Аккуратно уложив гитару в чехол и застегнув карман с тетрадью и чеком, я замотал брезент, как было, и задвинул сверток на место. Ручку, кстати, нашел.
Потом лег и долго смотрел в потолок, пытаясь понять, чье прошлое увидел. В тот раз с детским рисунком было иначе, я тогда чувствовал, что это моя память.
Только ничего не складывалось. Потому что кино было не мое.
Рассвет над водой выглядел иначе, да и не водилось у меня в той жизни таких рассветов.
Это был голос из памяти Ромки. Голос предлагал.
А Ромка ответил… нет.
* * *
— Давай, Ромка, просыпайся! — звонко воскликнула мать, распахивая занавески и открывая окно нараспашку.
— Встаю, — ответил я, зевнув.
Разбудили меня в семь, хотя будильник я ставил на семь пятнадцать. Видимо, мать не доверяла технике в такие ответственные дни.
Завтрак она приготовила на славу, меня дожидались манная каша, сдобренная сливочным маслом, два яйца да чай с медом. Жаль только, что вкуса я так и не чувствовал.
— Пирожки с вишней еще приготовила, — сказала мать и показала сверток в вафельном полотенце. — Ты, Ромка, в перерыве съешь, даже если аппетита не будет, понял? И смотри мне, не спеши там. Перечитай все два раза, перепроверь. А лучше три, понял?
— Угу.
— И ручку проверь.
Обе ручки (отцовскую я взял основной, свою — запасной) я проверил еще с вечера, но спорить не стал. Матерям лучше не возражать, потому что часто им и правда виднее.

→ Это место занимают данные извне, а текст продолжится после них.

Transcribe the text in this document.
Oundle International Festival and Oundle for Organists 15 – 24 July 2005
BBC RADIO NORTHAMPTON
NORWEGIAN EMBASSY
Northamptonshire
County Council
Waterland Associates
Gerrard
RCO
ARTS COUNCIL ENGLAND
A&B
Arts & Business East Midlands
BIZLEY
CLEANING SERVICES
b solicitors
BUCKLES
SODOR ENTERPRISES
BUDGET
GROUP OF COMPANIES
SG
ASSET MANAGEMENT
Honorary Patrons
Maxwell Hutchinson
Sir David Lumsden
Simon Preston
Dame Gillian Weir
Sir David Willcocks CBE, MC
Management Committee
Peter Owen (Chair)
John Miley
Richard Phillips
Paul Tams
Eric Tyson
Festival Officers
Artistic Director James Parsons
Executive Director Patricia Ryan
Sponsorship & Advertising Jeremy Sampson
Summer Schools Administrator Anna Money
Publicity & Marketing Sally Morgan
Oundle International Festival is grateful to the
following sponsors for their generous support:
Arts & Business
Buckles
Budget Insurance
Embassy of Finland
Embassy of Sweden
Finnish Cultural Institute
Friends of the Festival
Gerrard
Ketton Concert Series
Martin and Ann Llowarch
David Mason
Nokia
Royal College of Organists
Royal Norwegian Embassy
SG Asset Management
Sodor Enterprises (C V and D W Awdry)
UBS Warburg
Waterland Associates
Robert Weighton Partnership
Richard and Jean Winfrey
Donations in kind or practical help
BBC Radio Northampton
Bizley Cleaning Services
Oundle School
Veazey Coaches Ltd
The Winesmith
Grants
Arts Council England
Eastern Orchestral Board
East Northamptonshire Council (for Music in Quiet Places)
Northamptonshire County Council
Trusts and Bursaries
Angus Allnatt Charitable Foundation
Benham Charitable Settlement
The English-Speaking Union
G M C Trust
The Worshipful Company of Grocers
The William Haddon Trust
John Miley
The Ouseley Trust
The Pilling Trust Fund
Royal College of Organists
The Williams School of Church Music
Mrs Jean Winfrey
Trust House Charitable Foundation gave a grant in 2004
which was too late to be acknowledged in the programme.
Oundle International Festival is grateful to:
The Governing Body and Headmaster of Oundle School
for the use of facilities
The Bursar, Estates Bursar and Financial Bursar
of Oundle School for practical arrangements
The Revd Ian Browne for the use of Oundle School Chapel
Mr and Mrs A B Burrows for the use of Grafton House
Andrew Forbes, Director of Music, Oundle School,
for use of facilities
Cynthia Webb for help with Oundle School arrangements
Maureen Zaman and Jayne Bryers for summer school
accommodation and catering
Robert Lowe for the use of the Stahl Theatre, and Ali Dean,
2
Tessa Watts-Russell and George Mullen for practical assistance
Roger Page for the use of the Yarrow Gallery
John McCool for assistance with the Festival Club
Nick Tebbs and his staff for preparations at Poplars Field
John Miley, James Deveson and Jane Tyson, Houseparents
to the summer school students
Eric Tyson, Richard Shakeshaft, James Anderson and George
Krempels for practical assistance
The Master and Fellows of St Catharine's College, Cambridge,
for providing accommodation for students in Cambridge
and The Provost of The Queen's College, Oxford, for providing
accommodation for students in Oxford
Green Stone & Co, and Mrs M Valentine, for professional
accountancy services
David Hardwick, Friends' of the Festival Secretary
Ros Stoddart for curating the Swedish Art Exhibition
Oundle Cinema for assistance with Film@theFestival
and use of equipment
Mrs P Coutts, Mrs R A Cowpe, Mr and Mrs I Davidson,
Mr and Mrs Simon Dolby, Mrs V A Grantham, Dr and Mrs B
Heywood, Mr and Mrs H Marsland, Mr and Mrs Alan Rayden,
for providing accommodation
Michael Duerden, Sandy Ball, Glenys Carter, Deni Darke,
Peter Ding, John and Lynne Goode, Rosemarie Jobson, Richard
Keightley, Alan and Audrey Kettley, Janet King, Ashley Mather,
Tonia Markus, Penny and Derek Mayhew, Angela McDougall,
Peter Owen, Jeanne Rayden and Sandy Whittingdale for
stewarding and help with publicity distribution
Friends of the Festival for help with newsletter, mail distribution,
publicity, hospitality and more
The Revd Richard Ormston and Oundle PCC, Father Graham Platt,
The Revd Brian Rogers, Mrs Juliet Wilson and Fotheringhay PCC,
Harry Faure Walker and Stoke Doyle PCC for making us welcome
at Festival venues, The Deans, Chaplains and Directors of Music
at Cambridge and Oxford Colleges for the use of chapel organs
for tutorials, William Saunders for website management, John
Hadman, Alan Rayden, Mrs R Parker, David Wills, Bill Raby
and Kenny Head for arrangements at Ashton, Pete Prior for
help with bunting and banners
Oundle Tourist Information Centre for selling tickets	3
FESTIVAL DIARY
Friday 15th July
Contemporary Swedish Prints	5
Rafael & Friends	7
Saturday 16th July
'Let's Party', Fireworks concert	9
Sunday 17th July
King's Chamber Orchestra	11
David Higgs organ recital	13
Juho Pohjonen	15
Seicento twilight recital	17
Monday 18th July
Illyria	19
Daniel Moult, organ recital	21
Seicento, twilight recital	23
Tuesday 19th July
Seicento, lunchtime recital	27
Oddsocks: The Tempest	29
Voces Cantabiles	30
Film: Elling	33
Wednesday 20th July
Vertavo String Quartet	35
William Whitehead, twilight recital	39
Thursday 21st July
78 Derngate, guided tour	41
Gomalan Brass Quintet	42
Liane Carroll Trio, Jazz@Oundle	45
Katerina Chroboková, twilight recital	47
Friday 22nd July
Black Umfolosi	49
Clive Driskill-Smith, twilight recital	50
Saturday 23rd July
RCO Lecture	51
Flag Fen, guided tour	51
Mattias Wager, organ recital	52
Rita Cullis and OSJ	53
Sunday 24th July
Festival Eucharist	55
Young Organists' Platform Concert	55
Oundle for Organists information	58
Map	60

Отец ушел в порт к шести. Как я понял, нормальных выходных то ли в порту, то ли у него лично не было.
Когда я собирался уходить, в прихожую из своей каморки выглянула Тася. Сонно зевая, почесала ногой щиколотку, постояла, посмотрела, как я вожусь со свертком, потом пожелала:
— Ни пуха ни пера, Ром.
— К-к ч-черту, — честно попытался я.
Тася хмыкнула, и дверь ее комнаты закрылась.
Мать вышла вместе со мной, проводила до угла, хотя и боялась опоздать: смена у нее начиналась в девять. Замешкалась, еще раз суетливо поправила мне воротник.
— М-мам… Иди уже.
— Ну все, все, — сказала она и пошла к остановке, оглядываясь через каждые десять шагов.
Я помахал, и она помахала в ответ.
А у гаражей меня нагнал рыжий Пашка. Он был причесанный, весь какой-то торжественный и от волнения говорил, не закрывая рта: про рассадку, про то, что Савченко всю ночь писал шпоры и уснул на последней, про то, что если в сочинении дадут «образ лишнего человека», то лишним человеком будет он, рыжий, лично, потому что понятия не имеет, что это за фигня.
Я шел рядом и угукал в нужных местах. Разговаривать с ним было легко, потому что моего участия не требовалось совсем. Пашка был сам себе радио.
Но вот когда дошло дело и до меня, включиться пришлось, потому что, как оказалось, мой договор с директором стал достоянием общественности. Не удивлюсь, если благодаря завучу. Знали не дословно, но близко к тексту: Гончар подписался на четыреста пятьдесят, а коли не наберет, будет извиняться перед всем педсоветом, как последний клоун.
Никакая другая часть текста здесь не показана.